Background and Purpose- We aimed to thoroughly investigate the relationship between early fibrinogen depletion and symptomatic intracranial hemorrhage (sICH) in patients receiving reperfusion therapy including intravenous thrombolysis (IVT) with or without endovascular thrombectomy (EVT). Methods- This study included 1135 stroke patients with baseline and follow-up fibrinogen levels at 2 hours after the beginning of alteplase infusion for those with IVT only or immediately after the end of EVT for those with combined IVT and EVT. Patients received alteplase up to 9 hours after the onset or on awakening based on automated perfusion imaging. sICH was ascertained using ECASS II (The Second European-Australasian Acute Stroke Study) criteria. Δfibrinogen was calculated as follow-up fibrinogen minus baseline fibrinogen. Results- In patients with IVT only, baseline fibrinogen level was 3.36±0.94 g/L and decreased to 2.47±0.80 g/L at 2 hours after the beginning of alteplase infusion. In patients with IVT followed by EVT, baseline fibrinogen level was 3.35±0.82 g/L and decreased to 2.52±0.83 g/L immediately after the end of EVT. sICH was observed in 44 (3.9%) patients. The extent of Δfibrinogen was associated with sICH in patients with IVT only (odds ratio, 1.929; 95% CI, 1.402-2.654; <0.001) and in those with IVT followed by EVT (odds ratio, 1.765; 95% CI, 1.135-2.743; =0.012). Conclusions- An early decrease in fibrinogen levels was related to sICH after reperfusion therapy with alteplase. More fibrin-specific thrombolytic agents are warranted to be tested in acute ischemic stroke patients. Clinical Trial Registration- URL: https://www.clinicaltrials.gov. Unique identifier: NCT03367286.

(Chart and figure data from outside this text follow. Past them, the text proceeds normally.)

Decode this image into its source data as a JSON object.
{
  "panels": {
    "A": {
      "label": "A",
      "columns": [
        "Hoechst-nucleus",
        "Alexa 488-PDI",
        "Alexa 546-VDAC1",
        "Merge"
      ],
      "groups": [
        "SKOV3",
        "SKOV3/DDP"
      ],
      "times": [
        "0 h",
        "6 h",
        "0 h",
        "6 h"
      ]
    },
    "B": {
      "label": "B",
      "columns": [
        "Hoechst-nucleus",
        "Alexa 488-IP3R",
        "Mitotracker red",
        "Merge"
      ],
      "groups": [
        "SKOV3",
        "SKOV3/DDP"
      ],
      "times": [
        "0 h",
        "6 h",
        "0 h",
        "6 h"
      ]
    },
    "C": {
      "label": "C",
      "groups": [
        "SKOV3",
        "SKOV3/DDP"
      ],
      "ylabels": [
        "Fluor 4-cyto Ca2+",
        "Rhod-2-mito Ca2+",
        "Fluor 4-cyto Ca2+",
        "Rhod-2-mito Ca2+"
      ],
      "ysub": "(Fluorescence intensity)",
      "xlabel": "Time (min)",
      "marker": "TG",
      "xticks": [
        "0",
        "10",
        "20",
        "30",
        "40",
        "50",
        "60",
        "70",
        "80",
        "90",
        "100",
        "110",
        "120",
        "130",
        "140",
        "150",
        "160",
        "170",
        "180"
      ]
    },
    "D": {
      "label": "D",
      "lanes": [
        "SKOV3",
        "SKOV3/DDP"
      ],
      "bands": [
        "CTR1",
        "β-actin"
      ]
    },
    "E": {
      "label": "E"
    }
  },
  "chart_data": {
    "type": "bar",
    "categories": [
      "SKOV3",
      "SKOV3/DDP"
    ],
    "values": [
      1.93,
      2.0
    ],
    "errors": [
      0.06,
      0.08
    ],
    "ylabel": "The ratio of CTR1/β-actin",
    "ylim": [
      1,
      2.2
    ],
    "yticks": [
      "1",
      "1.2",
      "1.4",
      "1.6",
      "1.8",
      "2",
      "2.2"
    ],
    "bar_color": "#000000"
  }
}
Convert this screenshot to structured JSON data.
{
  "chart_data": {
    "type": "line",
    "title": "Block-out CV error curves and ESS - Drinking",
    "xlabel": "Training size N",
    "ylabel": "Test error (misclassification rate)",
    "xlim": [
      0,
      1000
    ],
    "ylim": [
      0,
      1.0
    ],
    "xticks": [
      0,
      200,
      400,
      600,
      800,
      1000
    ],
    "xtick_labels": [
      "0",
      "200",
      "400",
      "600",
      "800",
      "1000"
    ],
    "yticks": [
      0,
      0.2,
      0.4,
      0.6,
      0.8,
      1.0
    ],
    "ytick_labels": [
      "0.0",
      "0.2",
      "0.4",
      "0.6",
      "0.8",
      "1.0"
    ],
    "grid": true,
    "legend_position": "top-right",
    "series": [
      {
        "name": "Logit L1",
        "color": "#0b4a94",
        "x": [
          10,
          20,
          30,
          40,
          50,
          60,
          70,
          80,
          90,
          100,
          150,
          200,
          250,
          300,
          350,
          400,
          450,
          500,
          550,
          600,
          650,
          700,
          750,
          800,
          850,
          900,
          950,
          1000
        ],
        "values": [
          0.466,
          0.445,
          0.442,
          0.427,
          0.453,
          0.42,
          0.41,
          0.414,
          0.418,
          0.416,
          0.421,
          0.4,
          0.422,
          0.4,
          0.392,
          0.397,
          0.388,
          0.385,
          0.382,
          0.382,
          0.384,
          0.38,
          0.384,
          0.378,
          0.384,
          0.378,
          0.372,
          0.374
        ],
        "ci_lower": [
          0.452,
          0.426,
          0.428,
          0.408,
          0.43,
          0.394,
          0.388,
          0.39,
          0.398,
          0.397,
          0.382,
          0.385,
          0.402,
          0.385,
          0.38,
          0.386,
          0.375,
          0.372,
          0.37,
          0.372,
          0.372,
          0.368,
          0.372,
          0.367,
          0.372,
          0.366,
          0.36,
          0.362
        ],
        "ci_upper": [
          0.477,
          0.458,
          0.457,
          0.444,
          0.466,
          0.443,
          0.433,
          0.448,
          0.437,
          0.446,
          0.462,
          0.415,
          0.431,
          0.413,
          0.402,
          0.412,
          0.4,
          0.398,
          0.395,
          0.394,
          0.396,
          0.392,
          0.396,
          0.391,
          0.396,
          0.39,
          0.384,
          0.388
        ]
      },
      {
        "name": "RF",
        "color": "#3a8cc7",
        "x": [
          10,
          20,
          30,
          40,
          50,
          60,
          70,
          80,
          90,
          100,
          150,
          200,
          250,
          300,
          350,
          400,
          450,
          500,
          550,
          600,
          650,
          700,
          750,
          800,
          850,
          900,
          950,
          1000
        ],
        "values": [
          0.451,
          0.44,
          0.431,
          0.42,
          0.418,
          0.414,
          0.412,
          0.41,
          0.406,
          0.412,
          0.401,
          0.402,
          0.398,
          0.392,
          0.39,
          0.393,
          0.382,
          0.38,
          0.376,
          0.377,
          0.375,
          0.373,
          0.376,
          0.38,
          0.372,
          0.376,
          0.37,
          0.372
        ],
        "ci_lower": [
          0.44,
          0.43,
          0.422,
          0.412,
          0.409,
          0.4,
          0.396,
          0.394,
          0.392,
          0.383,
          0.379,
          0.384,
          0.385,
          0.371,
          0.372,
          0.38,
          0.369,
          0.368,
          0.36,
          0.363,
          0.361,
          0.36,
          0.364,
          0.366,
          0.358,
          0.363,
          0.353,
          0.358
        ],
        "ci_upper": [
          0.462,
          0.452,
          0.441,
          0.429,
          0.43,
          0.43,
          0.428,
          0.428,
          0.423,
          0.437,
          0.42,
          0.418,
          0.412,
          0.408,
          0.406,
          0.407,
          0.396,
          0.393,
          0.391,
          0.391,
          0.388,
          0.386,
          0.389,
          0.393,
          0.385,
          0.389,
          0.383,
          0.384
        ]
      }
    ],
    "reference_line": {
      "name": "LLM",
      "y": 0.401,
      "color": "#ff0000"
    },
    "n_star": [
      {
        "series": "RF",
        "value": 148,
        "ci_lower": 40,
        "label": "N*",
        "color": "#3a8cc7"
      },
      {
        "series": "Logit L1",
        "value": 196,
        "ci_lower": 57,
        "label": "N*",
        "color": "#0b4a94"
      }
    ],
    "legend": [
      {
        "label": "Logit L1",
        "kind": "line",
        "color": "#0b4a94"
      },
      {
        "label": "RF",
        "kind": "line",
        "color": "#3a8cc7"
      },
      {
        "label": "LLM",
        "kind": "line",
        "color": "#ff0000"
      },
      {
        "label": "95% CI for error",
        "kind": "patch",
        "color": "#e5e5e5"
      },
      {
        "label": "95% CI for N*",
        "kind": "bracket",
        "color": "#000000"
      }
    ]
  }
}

背景与目的- 我们旨在深入研究接受包括静脉溶栓(IVT)联合或不联合血管内取栓(EVT)在内的再灌注治疗的患者中,早期纤维蛋白原耗竭与症状性颅内出血(sICH)之间的关系。方法- 本研究纳入了 1135 名基线和 2 小时后接受阿替普酶输注的患者进行随访纤维蛋白原水平的卒中患者,对于仅接受 IVT 的患者,该时间点为阿替普酶输注开始后 2 小时;对于接受 IVT 联合 EVT 的患者,该时间点为 EVT 结束后立即。患者根据自动灌注成像在发病后 9 小时内或醒来时接受阿替普酶治疗。sICH 使用 ECASS II(第二次欧洲-澳大利亚急性卒中研究)标准确定。Δ纤维蛋白原的计算方法为:随访纤维蛋白原减去基线纤维蛋白原。结果- 仅接受 IVT 的患者,基线纤维蛋白原水平为 3.36±0.94 g/L,阿替普酶输注开始后 2 小时降至 2.47±0.80 g/L。接受 IVT 联合 EVT 的患者,基线纤维蛋白原水平为 3.35±0.82 g/L,EVT 结束后立即降至 2.52±0.83 g/L。44 例(3.9%)患者发生 sICH。仅接受 IVT 的患者中,Δ纤维蛋白原程度与 sICH 相关(比值比,1.929;95%可信区间,1.402-2.654;<0.001),在接受 IVT 联合 EVT 的患者中也相关(比值比,1.765;95%可信区间,1.135-2.743;=0.012)。结论- 阿替普酶再灌注治疗后,纤维蛋白原水平早期下降与 sICH 相关。需要进一步测试更多纤维蛋白特异性溶栓药物在急性缺血性卒中患者中的应用。